Release Date: May 18, 2010
Label: Wondaland Arts Society/Bad Boy
Janelle Monáe boasts so much shape-shifting talent that she had to invent an android persona just to begin to accommodate it. If you’d grown up a charismatic African American girl trapped in Kansas City with a drug-addicted father, wouldn’t you?
The second and third parts of a suite inspired by the 1927 German sci-fi film Metropolis, Monáe’s debut album assumes disparate genres as the Atlanta-based supernova swaps vocal identities: She’s airy on the Renaissance faire ballad “57821”; trippin’ on the Hendrix tribute “Mushrooms & Roses”; and flat-out screaming for her metallic life on “Come Alive.” Cameos include Of Montreal’s Kevin Barnes and OutKast’s Big Boi, while Monáe prog-rocks something fierce, recalling early Queen and Genesis, even as the arrangements reference Shirley Bassey, the Specials, and Star Wars. Some songs fade out just as they’re transforming into something else; others split into several movements, and poetic lyrics psychedelicize hefty topics like war and slavery. Even at 18 tracks, The ArchAndroid feels condensed.

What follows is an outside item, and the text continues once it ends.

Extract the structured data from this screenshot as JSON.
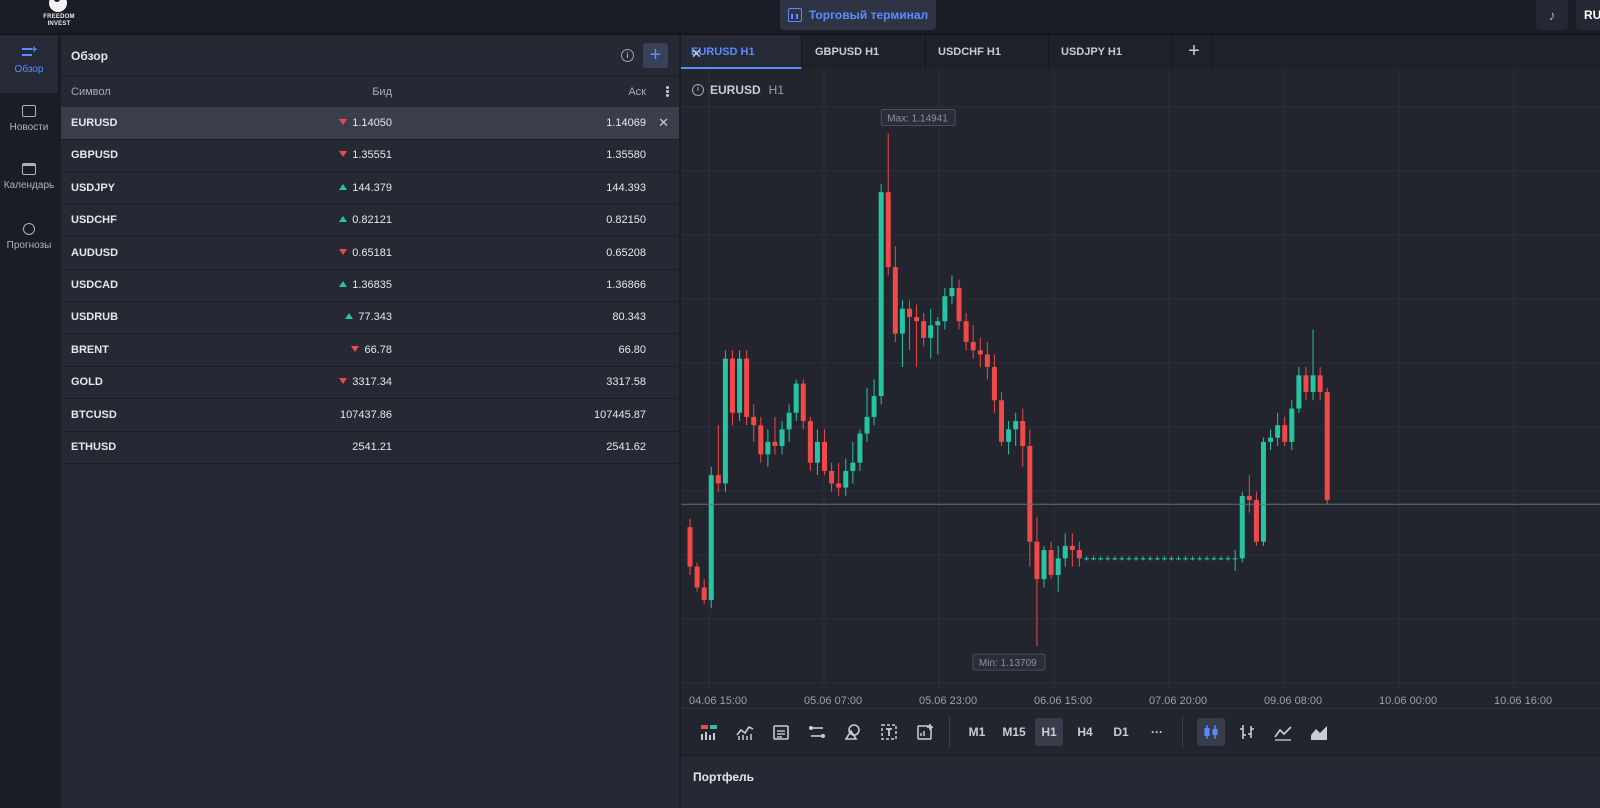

What does it all mean? It feels like freedom. Monáe can really sing; she could follow in Beyoncé’s designer pumps if she wanted, but she’s clearing a new path for black female entertainers. She’s venturing so far away from soul that she’s come back around to it. By finding spirituality in the machine she’s imagined for herself, Monáe rewires the one that society has dumped on her.